Let me code again...

Welcome to ijokarumawak's blog :)

NiFi, JoltTransformJSON jolted me

Recently, a question was posted on NiFi user mailing list about how to transform a JSON into a desired format. I tried to answer the question using JoltJsonTransform processor. However it was not an easy process for me to figure out what Jolt spec will do the expected transformation. Eventually, I understood how it works, and feel I should share it.

Sample input and expected JSONs were shared as follows. As you can see, it requires join operation on elements in the root array by the value of ID:

Input JSON:
[
  { "ID": "100",
    "PersonalDetails": [
      { "name": "leo",
        "age": "30",
        "address": "Us" }
    ] },
  { "ID": "100",
    "OfficeDetails": [
      { "Company": "lys",
        "salary": "2000",
        "designation": "manager" }
    ] },
  { "ID": "101",
    "PersonalDetails": [
      { "name": "karo",
        "age": "24",
        "address": "Newyork" }
    ] },
  { "ID": "101",
    "OfficeDetails": [
      { "Company": "lys",
        "salary": "1000",
        "designation": "Operator" }
    ] }
]
Output JSON:
[
  {
    "ID": "100",
    "OfficeDetails": [
      { "Company": "lys",
        "salary": "2000",
        "designation": "manager" }
    ],
    "PersonalDetails": [
      { "name": "leo",
        "age": "30",
        "address": "Us" }
    ] },
  {
    "ID": "101",
    "OfficeDetails": [
      { "Company": "lys",
        "salary": "1000",
        "designation": "Operator" }
    ],
    "PersonalDetails": [
      { "name": "karo",
        "age": "24",
        "address": "Newyork" }
    ] }
]

Here is the Jolt spec I came up with, to do the transformation:

[
  {
    "operation": "shift",
    "spec": {
      "*": {
        "PersonalDetails": "@(1,ID).PersonalDetails",
        "OfficeDetails": "@(1,ID).OfficeDetails"
      }
    }
  },
  {
    "operation": "shift",
    "spec": {
      "*": {
        "$": "[#2].ID",
        "@.OfficeDetails": "[#2].OfficeDetails",
        "@.PersonalDetails": "[#2].PersonalDetails"
      }
    }
  }
]

Let me try to explain how it works. There are two shift operations, the first one does followings:

  1. Jolt will traverse elements in the input object, if there is a matching spec, then apply it to write it into the output JSON
  2. The first * matches each element in the root array
  3. Then PersonalDetails matches PersonalDetails element within the element hit at previous step, and execute the mystical @(1,ID).PersonalDetails. If I explain it with plain English, it may goes like:

    Copy the value of input PersonalDetails element (which is an array) to the output PersonalDetails element, as a child of an element which is one of the root output element, named with the value of ID attribute that exists one level up in the input JSON.

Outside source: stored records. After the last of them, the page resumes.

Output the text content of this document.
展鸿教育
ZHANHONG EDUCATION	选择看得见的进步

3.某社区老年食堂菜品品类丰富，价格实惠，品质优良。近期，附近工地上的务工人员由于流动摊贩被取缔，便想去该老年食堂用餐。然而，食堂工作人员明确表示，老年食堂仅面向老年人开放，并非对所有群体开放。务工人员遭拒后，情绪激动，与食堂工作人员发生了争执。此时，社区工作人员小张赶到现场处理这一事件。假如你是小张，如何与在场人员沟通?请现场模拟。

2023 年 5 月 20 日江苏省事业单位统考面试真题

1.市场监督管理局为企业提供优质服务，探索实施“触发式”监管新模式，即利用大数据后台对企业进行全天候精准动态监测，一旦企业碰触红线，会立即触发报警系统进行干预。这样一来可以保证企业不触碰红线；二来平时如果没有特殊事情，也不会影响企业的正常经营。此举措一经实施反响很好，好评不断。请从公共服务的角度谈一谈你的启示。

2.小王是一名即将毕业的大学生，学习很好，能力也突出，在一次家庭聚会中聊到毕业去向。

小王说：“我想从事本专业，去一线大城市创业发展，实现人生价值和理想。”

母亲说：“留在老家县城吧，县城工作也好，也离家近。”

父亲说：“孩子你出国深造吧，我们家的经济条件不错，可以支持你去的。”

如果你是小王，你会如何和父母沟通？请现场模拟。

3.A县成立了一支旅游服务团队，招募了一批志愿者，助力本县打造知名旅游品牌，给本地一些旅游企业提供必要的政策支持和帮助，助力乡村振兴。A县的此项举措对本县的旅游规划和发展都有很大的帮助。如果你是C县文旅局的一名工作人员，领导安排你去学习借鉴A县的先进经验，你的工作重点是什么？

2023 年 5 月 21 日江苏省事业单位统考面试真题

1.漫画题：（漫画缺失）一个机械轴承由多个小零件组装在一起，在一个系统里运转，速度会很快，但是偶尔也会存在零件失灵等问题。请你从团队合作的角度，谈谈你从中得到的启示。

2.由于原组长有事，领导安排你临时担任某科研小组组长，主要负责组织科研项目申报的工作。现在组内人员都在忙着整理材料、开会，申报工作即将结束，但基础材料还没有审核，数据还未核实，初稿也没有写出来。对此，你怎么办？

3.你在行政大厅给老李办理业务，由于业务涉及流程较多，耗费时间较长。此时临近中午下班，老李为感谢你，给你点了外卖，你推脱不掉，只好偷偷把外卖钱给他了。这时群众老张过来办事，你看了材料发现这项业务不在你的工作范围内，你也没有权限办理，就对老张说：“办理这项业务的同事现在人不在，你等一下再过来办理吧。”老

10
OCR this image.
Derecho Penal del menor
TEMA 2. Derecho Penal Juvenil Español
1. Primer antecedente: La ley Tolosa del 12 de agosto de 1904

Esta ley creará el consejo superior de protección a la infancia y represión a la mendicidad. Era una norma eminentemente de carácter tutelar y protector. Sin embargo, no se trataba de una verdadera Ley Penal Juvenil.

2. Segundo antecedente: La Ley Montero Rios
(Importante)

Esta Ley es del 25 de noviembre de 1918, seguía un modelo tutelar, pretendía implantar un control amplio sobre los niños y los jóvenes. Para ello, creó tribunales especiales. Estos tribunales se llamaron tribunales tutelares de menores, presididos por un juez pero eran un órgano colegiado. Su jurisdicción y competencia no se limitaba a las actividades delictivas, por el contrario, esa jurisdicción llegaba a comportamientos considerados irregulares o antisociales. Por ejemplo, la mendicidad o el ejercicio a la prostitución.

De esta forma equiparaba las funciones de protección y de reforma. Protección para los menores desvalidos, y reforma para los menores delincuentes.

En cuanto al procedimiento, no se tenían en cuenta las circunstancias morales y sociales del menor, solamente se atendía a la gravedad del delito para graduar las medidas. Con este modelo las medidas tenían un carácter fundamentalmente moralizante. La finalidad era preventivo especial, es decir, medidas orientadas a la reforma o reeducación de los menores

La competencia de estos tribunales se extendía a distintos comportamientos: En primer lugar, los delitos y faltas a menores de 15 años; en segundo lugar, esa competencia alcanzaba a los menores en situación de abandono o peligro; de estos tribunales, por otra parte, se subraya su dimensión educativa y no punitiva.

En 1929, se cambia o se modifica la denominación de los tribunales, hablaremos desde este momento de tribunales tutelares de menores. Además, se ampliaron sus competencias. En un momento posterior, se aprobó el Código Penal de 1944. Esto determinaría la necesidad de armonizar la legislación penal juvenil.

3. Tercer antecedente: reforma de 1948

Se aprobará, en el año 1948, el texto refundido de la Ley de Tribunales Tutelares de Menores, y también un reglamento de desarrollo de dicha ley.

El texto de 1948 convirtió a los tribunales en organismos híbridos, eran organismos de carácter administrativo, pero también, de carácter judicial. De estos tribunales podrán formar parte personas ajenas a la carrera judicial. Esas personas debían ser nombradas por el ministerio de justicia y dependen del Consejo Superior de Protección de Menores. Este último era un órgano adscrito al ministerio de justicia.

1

  4. Do the same thing with OfficeDetails as PersonalDetails

Wow, in just a simple instruction like that, so many things are going on! After the first shift operation, the intermediate JSON will look like the left intermediate JSON below. Elements are joined by ID already.

Intermediate output:
{

  "100": {
    "OfficeDetails": [
      { "Company": "lys",
        "designation": "manager",
        "salary": "2000" } ],
    "PersonalDetails": [
      { "address": "Us",
        "age": "30",
        "name": "leo" } ]
  },
  "101": {
    "OfficeDetails": [
      { "Company": "lys",
        "designation": "Operator",
        "salary": "1000" } ],
    "PersonalDetails": [
      { "address": "Newyork",
        "age": "24",
        "name": "karo" } ]
  }

}
Final output:
[ {
    "ID": "100",
    "OfficeDetails": [
      { "Company": "lys",
        "salary": "2000",
        "designation": "manager" }
    ],
    "PersonalDetails": [
      { "name": "leo",
        "age": "30",
        "address": "Us" }
    ] },
  {
    "ID": "101",
    "OfficeDetails": [
      { "Company": "lys",
        "salary": "1000",
        "designation": "Operator" }
    ],
    "PersonalDetails": [
      { "name": "karo",
        "age": "24",
        "address": "Newyork" }
    ] } ]

There are still two differences from the expected output, the root object should be an array, and the ID should be an attribute rather than object key. Now, let’s see how the second shift operation works. The second shift operation looked like this:

{"*": {
    "$": "[#2].ID",
    "@.OfficeDetails": "[#2].OfficeDetails",
    "@.PersonalDetails": "[#2].PersonalDetails"
  }}
  1. The first * matches with each key/value pair in the root object
  2. $ matches with the key (i.e. “100” and “101”), then copy it to [#2].OfficeDetails. What does it mean? Again with plain English:

    Make the output root object an array. Copy the captured key as ‘ID’ attribute in the output object within the output root array.

  3. @.OfficeDetails matches with the OfficeDetails element in the value. Copy it to the output object OfficeDetails.
  4. Do the same thing with PersonalDetails.

I came up with more complex Jolt spec using three shift operations to do the same thing at first (you can see it in the ML thread), but it can be this simple in the end.

There are so many examples at the bottom of Jolt Transform Demo web page, and you should definitely check it before writing complex Jolt spec.

Hope this helps, see you next time!